Petitioners contend that international and domestic laws impose responsibility and liability on a corporation if its human agents use the corporation to commit crimes in violation of international laws that protect human rights. The question here is whether the Judiciary has the authority, in an ATS action, to make that determination and then to enforce that liability in ATS suits, all without any explicit authorization from Congress to do so.
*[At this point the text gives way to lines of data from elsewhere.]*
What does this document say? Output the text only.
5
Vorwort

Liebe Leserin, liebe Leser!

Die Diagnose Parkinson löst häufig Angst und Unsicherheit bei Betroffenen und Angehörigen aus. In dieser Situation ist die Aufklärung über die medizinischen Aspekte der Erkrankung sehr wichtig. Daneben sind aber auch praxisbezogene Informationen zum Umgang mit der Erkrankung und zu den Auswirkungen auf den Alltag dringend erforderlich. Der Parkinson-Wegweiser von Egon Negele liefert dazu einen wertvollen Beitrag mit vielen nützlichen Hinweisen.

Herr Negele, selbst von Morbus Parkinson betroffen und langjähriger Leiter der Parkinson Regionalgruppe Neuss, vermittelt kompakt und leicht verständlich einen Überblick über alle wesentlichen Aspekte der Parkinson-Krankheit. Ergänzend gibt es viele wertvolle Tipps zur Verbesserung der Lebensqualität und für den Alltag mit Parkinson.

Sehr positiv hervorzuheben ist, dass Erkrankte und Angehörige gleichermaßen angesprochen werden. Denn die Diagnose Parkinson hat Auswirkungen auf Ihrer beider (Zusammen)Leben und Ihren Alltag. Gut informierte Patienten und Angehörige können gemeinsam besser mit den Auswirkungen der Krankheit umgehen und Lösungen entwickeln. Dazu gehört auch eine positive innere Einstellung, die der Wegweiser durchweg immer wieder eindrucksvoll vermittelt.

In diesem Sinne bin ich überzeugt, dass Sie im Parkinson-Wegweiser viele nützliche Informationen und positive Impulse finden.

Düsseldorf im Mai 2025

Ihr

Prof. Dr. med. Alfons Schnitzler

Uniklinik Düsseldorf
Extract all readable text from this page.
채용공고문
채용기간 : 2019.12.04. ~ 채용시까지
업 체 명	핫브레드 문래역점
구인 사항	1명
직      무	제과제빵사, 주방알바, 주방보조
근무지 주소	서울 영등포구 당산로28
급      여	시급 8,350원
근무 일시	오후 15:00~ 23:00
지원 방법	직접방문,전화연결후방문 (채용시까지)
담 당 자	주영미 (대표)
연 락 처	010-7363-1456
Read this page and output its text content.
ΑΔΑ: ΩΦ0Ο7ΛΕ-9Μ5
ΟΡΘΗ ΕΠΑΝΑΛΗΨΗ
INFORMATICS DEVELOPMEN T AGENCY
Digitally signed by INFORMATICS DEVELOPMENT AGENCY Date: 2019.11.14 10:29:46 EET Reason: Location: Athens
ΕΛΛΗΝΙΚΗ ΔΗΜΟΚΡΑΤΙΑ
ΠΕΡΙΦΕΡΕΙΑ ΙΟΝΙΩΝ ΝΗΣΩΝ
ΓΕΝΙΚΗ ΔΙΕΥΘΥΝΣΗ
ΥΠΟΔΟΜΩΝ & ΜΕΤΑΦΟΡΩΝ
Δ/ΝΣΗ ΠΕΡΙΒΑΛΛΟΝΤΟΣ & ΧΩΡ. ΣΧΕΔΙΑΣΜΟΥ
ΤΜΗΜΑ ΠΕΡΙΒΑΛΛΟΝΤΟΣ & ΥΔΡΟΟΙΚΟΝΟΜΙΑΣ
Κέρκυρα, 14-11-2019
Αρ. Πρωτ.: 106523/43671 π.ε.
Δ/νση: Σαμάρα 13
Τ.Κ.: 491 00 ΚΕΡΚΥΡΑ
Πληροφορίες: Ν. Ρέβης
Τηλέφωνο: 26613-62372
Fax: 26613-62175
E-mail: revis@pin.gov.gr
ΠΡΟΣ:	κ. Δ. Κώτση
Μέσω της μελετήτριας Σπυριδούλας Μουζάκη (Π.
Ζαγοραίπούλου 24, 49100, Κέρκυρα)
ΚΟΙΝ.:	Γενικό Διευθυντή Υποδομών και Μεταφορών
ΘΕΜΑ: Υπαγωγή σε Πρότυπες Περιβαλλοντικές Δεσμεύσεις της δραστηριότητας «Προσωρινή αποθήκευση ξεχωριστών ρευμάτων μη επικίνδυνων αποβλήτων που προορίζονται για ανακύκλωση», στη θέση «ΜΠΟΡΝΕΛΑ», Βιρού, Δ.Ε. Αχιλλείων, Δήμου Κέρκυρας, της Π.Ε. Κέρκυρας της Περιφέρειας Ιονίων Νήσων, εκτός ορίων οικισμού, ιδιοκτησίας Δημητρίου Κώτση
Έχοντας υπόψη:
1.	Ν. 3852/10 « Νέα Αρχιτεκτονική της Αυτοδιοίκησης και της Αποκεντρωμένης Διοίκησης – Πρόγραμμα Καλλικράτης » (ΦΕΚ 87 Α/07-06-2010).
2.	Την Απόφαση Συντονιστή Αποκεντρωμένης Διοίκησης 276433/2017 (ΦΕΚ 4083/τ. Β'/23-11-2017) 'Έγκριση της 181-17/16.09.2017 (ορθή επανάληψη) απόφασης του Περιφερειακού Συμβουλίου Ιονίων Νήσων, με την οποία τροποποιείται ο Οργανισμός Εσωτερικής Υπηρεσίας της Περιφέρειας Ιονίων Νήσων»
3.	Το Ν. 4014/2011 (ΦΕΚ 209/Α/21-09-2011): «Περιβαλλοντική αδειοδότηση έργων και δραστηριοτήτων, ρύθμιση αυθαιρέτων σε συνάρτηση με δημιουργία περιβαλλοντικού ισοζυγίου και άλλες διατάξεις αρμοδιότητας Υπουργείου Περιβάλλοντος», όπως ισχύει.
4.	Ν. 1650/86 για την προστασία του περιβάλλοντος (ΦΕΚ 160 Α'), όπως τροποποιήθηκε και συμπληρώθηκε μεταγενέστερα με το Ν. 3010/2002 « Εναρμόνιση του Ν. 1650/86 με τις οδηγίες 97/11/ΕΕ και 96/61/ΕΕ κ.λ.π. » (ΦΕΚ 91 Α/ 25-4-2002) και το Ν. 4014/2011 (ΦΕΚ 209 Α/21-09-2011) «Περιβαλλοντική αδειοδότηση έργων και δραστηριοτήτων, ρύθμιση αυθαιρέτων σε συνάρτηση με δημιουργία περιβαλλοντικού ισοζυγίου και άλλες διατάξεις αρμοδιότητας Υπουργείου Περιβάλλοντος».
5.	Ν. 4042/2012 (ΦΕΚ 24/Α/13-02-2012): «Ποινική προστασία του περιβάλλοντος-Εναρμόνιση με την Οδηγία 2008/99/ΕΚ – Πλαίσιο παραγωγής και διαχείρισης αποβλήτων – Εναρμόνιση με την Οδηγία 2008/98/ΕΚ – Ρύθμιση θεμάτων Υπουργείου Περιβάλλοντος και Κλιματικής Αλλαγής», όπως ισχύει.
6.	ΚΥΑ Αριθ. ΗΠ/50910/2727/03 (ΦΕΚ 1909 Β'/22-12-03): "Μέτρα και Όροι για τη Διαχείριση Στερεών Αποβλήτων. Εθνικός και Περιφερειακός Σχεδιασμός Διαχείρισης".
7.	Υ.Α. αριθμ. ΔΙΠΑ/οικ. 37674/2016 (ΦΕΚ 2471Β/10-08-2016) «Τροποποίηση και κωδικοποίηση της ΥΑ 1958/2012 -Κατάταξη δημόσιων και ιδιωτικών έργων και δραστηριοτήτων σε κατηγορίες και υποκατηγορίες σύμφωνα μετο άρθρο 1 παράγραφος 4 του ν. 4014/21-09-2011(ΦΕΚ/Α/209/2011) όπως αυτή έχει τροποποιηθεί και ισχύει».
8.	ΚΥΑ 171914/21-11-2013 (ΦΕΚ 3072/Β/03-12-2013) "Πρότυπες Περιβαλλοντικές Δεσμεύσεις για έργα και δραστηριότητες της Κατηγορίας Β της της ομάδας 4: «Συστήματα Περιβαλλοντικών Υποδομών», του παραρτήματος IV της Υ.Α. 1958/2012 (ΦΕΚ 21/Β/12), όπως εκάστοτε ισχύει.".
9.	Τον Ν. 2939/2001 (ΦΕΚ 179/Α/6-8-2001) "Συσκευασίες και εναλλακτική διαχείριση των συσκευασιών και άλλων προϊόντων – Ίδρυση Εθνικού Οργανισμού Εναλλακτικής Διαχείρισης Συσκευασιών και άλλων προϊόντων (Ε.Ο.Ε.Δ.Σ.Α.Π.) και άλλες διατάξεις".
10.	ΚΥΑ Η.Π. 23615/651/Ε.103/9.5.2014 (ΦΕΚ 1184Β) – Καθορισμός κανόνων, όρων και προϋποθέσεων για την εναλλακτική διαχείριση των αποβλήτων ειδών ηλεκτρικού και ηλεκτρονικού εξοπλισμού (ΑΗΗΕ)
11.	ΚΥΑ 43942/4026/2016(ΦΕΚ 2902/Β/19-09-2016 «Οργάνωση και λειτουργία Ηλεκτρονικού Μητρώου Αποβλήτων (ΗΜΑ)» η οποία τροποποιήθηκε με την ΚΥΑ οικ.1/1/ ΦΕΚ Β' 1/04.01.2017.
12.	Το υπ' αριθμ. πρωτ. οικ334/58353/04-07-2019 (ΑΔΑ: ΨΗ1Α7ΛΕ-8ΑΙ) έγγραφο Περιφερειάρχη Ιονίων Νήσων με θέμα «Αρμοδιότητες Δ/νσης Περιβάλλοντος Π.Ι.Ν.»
The answer turns upon the proper interpretation and implementation of the ATS. The statute provides: “The district courts shall have original jurisdiction of any civil action by an alien for a tort only, committed in violation of the law of nations or a treaty of the United States.” §1350. The Court must first ask whether the law of nations imposes liability on corporations for human-rights violations committed by its employees. The Court must also ask whether it has authority and discretion in an ATS suit to impose liability on a corporation without a specific direction from Congress to do so.